Quelque 75% des exportations énergétiques sont destinées au marché européen. Soucieuse de réduire la dépendance du continent au gaz russe, la Commission européenne a convenu l’an dernier avec Bakou de doubler les importations de gaz azerbaïdjanais. Mais les gisements d’hydrocarbures, que le président Ilham Aliev qualifie de “cadeau des dieux”, devraient se tarir dans quelques décennies. D’ici 20 ans pour le pétrole et 50 ans pour le gaz, selon M. Bagirov. “La dépendance aux hydrocarbures est un motif de préoccupation pour le gouvernement azerbaïdjanais, qui déploie de sérieux efforts pour développer d’autres secteurs économiques” comme la technologie, l’agriculture et le tourisme, dit-il.

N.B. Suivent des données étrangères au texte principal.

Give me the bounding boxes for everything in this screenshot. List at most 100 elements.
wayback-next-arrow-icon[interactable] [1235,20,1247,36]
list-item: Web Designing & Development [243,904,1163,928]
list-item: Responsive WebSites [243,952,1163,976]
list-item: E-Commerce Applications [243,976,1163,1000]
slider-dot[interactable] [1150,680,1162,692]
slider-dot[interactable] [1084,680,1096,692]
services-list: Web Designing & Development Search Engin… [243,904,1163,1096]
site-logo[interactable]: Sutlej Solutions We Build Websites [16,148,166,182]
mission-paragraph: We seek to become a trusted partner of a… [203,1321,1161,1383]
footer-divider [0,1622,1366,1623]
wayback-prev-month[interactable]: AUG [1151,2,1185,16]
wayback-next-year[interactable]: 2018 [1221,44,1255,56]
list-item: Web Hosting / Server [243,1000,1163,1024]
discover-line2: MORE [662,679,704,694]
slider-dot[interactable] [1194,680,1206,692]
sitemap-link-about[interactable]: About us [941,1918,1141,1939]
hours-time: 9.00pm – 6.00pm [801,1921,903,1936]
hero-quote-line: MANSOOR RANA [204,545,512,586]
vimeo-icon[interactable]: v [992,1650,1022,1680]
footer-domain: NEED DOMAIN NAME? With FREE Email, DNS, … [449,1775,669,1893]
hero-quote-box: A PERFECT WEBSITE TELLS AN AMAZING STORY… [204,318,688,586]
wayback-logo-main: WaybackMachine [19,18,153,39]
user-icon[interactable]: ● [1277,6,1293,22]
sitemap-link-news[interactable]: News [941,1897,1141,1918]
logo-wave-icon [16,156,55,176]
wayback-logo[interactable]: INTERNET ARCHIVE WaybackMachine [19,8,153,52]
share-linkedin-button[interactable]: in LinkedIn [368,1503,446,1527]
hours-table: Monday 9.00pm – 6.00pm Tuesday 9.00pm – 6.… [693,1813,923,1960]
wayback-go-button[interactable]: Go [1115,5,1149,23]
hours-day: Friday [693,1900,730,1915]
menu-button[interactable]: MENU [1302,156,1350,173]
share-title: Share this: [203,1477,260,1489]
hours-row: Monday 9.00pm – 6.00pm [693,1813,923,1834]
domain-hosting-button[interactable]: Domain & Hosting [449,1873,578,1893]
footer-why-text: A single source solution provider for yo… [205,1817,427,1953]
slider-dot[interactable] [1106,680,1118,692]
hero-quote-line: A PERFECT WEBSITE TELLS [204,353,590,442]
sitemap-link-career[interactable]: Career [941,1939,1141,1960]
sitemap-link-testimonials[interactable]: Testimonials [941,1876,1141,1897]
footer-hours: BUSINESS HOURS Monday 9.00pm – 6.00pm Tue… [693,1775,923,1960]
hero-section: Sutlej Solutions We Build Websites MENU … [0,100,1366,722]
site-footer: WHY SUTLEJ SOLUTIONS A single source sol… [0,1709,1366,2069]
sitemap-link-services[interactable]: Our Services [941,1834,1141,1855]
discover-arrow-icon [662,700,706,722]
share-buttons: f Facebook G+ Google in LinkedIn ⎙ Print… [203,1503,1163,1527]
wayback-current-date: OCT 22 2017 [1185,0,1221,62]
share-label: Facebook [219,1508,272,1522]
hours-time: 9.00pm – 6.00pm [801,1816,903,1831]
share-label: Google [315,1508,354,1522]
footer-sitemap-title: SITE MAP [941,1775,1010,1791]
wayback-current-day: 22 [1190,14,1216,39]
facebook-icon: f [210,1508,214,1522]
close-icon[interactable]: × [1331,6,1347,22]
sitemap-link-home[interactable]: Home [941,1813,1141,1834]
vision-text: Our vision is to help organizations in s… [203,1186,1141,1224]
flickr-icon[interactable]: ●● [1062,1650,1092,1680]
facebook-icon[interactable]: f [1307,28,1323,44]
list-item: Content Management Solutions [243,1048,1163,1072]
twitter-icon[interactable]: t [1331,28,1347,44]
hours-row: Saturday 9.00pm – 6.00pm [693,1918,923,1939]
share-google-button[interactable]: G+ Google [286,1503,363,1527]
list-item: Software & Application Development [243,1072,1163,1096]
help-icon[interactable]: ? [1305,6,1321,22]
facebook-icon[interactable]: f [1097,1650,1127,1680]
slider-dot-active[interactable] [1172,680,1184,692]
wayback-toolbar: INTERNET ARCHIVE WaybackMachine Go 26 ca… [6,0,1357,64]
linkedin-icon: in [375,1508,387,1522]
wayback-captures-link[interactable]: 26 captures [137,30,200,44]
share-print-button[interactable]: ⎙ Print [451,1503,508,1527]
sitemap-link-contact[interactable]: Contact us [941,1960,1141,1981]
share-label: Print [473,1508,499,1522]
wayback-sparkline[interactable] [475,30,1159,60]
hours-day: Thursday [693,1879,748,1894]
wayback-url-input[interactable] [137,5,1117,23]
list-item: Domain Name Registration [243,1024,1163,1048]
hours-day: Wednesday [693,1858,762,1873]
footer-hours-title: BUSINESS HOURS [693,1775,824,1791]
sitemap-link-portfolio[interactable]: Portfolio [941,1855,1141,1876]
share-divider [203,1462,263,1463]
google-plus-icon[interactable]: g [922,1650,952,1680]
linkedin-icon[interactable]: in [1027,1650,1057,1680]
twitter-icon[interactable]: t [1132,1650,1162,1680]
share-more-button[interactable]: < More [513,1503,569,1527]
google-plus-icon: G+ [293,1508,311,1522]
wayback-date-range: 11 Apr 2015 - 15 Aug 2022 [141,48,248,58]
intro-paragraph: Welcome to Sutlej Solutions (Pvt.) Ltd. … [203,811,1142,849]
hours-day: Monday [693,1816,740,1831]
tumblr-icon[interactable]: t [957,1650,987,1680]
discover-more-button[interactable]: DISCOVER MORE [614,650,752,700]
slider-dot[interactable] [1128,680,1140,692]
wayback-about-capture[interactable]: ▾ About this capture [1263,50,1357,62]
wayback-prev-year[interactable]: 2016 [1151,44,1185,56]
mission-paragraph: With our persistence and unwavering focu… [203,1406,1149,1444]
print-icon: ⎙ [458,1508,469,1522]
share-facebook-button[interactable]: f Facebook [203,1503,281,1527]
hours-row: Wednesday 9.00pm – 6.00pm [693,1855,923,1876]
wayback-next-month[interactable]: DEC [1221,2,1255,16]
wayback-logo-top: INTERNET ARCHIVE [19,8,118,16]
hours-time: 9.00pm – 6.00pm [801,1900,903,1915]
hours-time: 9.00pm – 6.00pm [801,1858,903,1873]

Pour M. Shaban, “l’objectif de l’Azerbaïdjan est de rentabiliser au maximum ses ressources en hydrocarbures avant que l’Europe n’atteigne son objectif de décarbonation”.

Agenda vert insuffisant

Tout ce gaz étant exporté, il est compté dans les émissions de CO2 des pays qui l’achètent et le brûlent, et non dans celles de l’Azerbaïdjan. Or les autorités azerbaïdjanaises disent progresser dans le verdissement de son énergie. Bakou ambitionne d’accroître sa capacité en énergies renouvelables de 30% d’ici 2030 et de réduire ses émissions de 40% d’ici 2050 par rapport à 1990. L’objectif, selon M. Chikhaliyev, est notamment de faire de la région du Haut-Karabakh, dépeuplée de ses habitants depuis sa reprise par Bakou, une “zone d’énergie verte” à base de solaire, éolien et hydroélectrique.

Mais les experts sont formels: l’Azerbaïdjan n’a pas de plan climatique en phase avec l’accord de Paris. Le groupe Climate Action Tracker a estimé en septembre que ses émissions de gaz à effet de serre augmenteraient de 23 à 40% d’ici 2030, par rapport à 2020.